Although it took nearly an hour of match time to do so, Barcelona was the side to find the goals, which will come as no surprise to anyone who's followed La Liga this season. The Blaugrana handed Real Madrid a 3-0 home loss, extending their lead atop the La Liga table to nine points over Atletico Madrid and a whopping 14 points over Real Madrid.
It's an astounding result in context of where these teams were just four months ago. In August, coming off a season in which it won La Liga, as well as a Champions League title, Real Madrid defeated Barcelona 5-1 over two legs in the Spanish Super Cup. Barcelona, meanwhile, had just sold Neymar while bringing in a slew of players who underwhelmed fans. The Super Cup loss was even enough for Barcelona defender Gerard Pique to admit he felt "inferior" to Real Madrid for the first time in years.
Since that moment, "inferior" is the last word you would use to compare Barcelona to Real Madrid. The Blaugrana are undefeated in La Liga and won their UEFA Champions League group without breaking a sweat. Real Madrid has struggled to score in La Liga -- Cristiano Ronaldo has only four goals -- and struggled on its way to a second-place finish in its Champions League group. A showdown with PSG in the UCL Round of 16 could lead to an early exit for the Blancos, which would leave them empty-handed in the two competitions they value most. In the four months since the Super Cup, the power dynamic of El Clásico has reversed, and that was clear in the match Saturday -- at least in the second half.
The first half went off as if this reversal never occurred. Madrid took the game to Barcelona, which breathlessly chased the ball, unable to assert possession the way you think of Barcelona asserting possession. But even though Madrid was the sharper team, it was unable to find a finishing edge, and the sides went into the dressing room at 0-0.
The second half was a completely different match. Whether it received a rousing halftime speech from manager Ernesto Valverde or was simply going with a rope-a-dope strategy, Barcelona out-energized Madrid in the second half. In the 54th minute, it notched its first goal off the boot of Luis Suarez on a beautiful counter-attack. Playing from the back, Barcelona caught Madrid flat-footed, and an exceptional interchange between Ivan Rakitic, Sergi Roberto and Suarez at the other end of the pitch gave Barcelona a 1-0 lead.
From that moment, the game was in Barcelona's hands, and it killed the match, as well as Madrid's fading title hopes, 10 minutes later.
Another counter-attack led to a scramble in the box when Madrid keeper Keylor Navas came off his line. Barcelona started pelting shots at goal as Madrid defenders dived left and right to stop any shot from crossing the line. One shot finally did go in, but it went in nanoseconds after the official called a penalty on Casemiro for a blatant handball and handed the Brazilian a red card. Lionel Messi would now have to earn back that goal from the penalty spot.

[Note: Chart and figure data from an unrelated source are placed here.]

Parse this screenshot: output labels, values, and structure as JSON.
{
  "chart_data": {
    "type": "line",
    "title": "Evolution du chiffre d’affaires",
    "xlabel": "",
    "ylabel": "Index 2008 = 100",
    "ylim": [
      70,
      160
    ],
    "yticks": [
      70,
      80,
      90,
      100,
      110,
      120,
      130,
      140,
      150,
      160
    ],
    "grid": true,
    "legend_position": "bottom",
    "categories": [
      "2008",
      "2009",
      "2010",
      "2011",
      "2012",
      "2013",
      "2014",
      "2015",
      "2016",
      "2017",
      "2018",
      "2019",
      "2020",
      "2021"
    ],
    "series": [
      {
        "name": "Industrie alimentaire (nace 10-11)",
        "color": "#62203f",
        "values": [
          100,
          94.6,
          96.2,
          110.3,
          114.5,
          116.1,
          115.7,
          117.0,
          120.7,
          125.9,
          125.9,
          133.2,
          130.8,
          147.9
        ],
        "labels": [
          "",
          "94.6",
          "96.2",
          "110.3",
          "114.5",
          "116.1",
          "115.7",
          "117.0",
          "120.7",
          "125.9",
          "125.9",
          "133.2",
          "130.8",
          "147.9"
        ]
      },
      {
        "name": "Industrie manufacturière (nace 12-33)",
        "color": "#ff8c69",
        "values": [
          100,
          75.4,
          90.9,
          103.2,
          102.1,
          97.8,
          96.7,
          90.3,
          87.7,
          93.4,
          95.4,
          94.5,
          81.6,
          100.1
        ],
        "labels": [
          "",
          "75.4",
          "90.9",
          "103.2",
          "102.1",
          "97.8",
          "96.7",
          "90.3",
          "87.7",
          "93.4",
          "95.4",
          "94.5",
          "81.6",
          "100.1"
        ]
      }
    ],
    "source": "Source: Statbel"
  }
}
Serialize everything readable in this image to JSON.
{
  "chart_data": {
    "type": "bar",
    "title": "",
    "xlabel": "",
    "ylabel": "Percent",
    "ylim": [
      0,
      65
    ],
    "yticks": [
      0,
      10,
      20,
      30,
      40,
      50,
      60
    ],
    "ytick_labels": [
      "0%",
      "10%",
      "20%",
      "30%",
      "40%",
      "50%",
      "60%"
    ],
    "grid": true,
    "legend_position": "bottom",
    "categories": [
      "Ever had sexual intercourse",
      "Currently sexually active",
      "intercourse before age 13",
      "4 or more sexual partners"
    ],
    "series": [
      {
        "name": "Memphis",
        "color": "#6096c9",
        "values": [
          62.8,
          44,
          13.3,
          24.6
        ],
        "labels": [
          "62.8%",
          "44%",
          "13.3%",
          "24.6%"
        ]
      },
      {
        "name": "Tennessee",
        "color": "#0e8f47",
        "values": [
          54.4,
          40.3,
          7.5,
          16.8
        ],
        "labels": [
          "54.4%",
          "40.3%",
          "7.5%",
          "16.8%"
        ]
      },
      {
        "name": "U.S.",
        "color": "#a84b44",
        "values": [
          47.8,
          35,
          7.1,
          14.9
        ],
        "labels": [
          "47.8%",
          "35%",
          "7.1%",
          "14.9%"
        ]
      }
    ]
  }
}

Messi buried the spot kick to extend his La Liga-leading tally to 15 and the Barcelona lead to 2-0. It was his 25th El Clásico goal, the most all-time.
With 10 men against the high-flying Barcelona attack, Real Madrid never mounted any significant challenges to Barcelona's supremacy, and Aleix Vidal extended the lead to 3-0 with help from a Messi assist in stoppage time.

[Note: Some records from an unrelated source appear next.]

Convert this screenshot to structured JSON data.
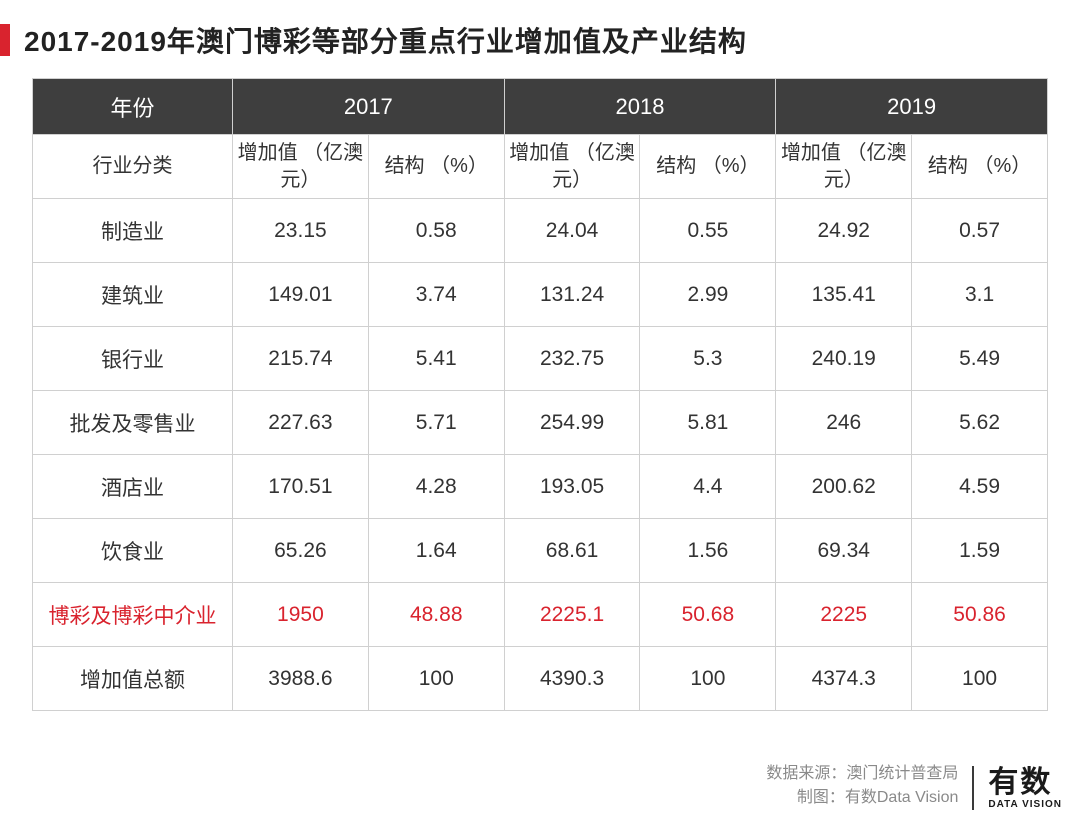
{
  "title": "2017-2019年澳门博彩等部分重点行业增加值及产业结构",
  "table": {
    "header_year_label": "年份",
    "years": [
      "2017",
      "2018",
      "2019"
    ],
    "sub_header_category_label": "行业分类",
    "sub_cols": [
      "增加值\n（亿澳元）",
      "结构\n（%）",
      "增加值\n（亿澳元）",
      "结构\n（%）",
      "增加值\n（亿澳元）",
      "结构\n（%）"
    ],
    "rows": [
      {
        "label": "制造业",
        "cells": [
          "23.15",
          "0.58",
          "24.04",
          "0.55",
          "24.92",
          "0.57"
        ],
        "highlight": false
      },
      {
        "label": "建筑业",
        "cells": [
          "149.01",
          "3.74",
          "131.24",
          "2.99",
          "135.41",
          "3.1"
        ],
        "highlight": false
      },
      {
        "label": "银行业",
        "cells": [
          "215.74",
          "5.41",
          "232.75",
          "5.3",
          "240.19",
          "5.49"
        ],
        "highlight": false
      },
      {
        "label": "批发及零售业",
        "cells": [
          "227.63",
          "5.71",
          "254.99",
          "5.81",
          "246",
          "5.62"
        ],
        "highlight": false
      },
      {
        "label": "酒店业",
        "cells": [
          "170.51",
          "4.28",
          "193.05",
          "4.4",
          "200.62",
          "4.59"
        ],
        "highlight": false
      },
      {
        "label": "饮食业",
        "cells": [
          "65.26",
          "1.64",
          "68.61",
          "1.56",
          "69.34",
          "1.59"
        ],
        "highlight": false
      },
      {
        "label": "博彩及博彩中介业",
        "cells": [
          "1950",
          "48.88",
          "2225.1",
          "50.68",
          "2225",
          "50.86"
        ],
        "highlight": true
      },
      {
        "label": "增加值总额",
        "cells": [
          "3988.6",
          "100",
          "4390.3",
          "100",
          "4374.3",
          "100"
        ],
        "highlight": false
      }
    ],
    "colors": {
      "header_bg": "#3e3e3e",
      "header_text": "#ffffff",
      "border": "#d0d0d0",
      "body_text": "#333333",
      "highlight_text": "#d9232e",
      "accent_bar": "#d9232e",
      "background": "#ffffff"
    }
  },
  "footer": {
    "source_label": "数据来源：澳门统计普查局",
    "chart_label": "制图：有数Data Vision",
    "logo_cn": "有数",
    "logo_en": "DATA VISION"
  }
}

One of the most astonishing things about the match was how Barcelona won. In the first half, Barca was happy to sit back, absorb pressure and let Madrid wear itself out. In the second half, each goal was created in some way or another by a counter-attack. This is the new state of things under Valverde. He's shifted Barcelona from a club that relies purely on tiki-taka passing to hold possession and smother opponents into a club that applies those same tiki-taka principles to a counter-attacking style.

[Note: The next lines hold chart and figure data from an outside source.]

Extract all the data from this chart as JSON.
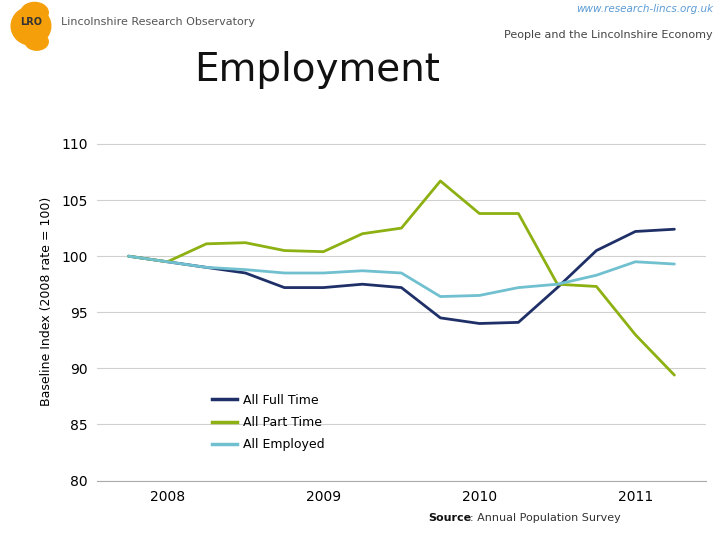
{
  "title": "Employment",
  "subtitle_right": "People and the Lincolnshire Economy",
  "header_left": "Lincolnshire Research Observatory",
  "header_url": "www.research-lincs.org.uk",
  "ylabel": "Baseline Index (2008 rate = 100)",
  "source_bold": "Source",
  "source_rest": ": Annual Population Survey",
  "ylim": [
    80,
    112
  ],
  "yticks": [
    80,
    85,
    90,
    95,
    100,
    105,
    110
  ],
  "background_color": "#ffffff",
  "plot_bg_color": "#ffffff",
  "header_blue_color": "#5b9bd5",
  "header_green_color": "#9dc544",
  "series": [
    {
      "label": "All Full Time",
      "color": "#1f3068",
      "linewidth": 2.0,
      "x": [
        2007.75,
        2008.0,
        2008.25,
        2008.5,
        2008.75,
        2009.0,
        2009.25,
        2009.5,
        2009.75,
        2010.0,
        2010.25,
        2010.5,
        2010.75,
        2011.0,
        2011.25
      ],
      "y": [
        100.0,
        99.5,
        99.0,
        98.5,
        97.2,
        97.2,
        97.5,
        97.2,
        94.5,
        94.0,
        94.1,
        97.2,
        100.5,
        102.2,
        102.4
      ]
    },
    {
      "label": "All Part Time",
      "color": "#8db012",
      "linewidth": 2.0,
      "x": [
        2007.75,
        2008.0,
        2008.25,
        2008.5,
        2008.75,
        2009.0,
        2009.25,
        2009.5,
        2009.75,
        2010.0,
        2010.25,
        2010.5,
        2010.75,
        2011.0,
        2011.25
      ],
      "y": [
        100.0,
        99.5,
        101.1,
        101.2,
        100.5,
        100.4,
        102.0,
        102.5,
        106.7,
        103.8,
        103.8,
        97.5,
        97.3,
        93.0,
        89.4
      ]
    },
    {
      "label": "All Employed",
      "color": "#70c0d0",
      "linewidth": 2.0,
      "x": [
        2007.75,
        2008.0,
        2008.25,
        2008.5,
        2008.75,
        2009.0,
        2009.25,
        2009.5,
        2009.75,
        2010.0,
        2010.25,
        2010.5,
        2010.75,
        2011.0,
        2011.25
      ],
      "y": [
        100.0,
        99.5,
        99.0,
        98.8,
        98.5,
        98.5,
        98.7,
        98.5,
        96.4,
        96.5,
        97.2,
        97.5,
        98.3,
        99.5,
        99.3
      ]
    }
  ],
  "xticks": [
    2008,
    2009,
    2010,
    2011
  ],
  "xlim": [
    2007.55,
    2011.45
  ],
  "logo_color": "#f5a00a",
  "logo_shadow": "#c87800"
}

Suarez's opening goal is a prime example. Those two finals passes are vintage Barcelona interplay. But in years past, Barcelona would never have burst out of the back the way it did to start that counter. The marriage of a counter-attacking philosophy with Barcelona passing principles has modernized and rejuvenated a Barcelona squad that was on the verge of stagnation. Now we're back to the good old days of Barcelona dominance, if only with a slight twist.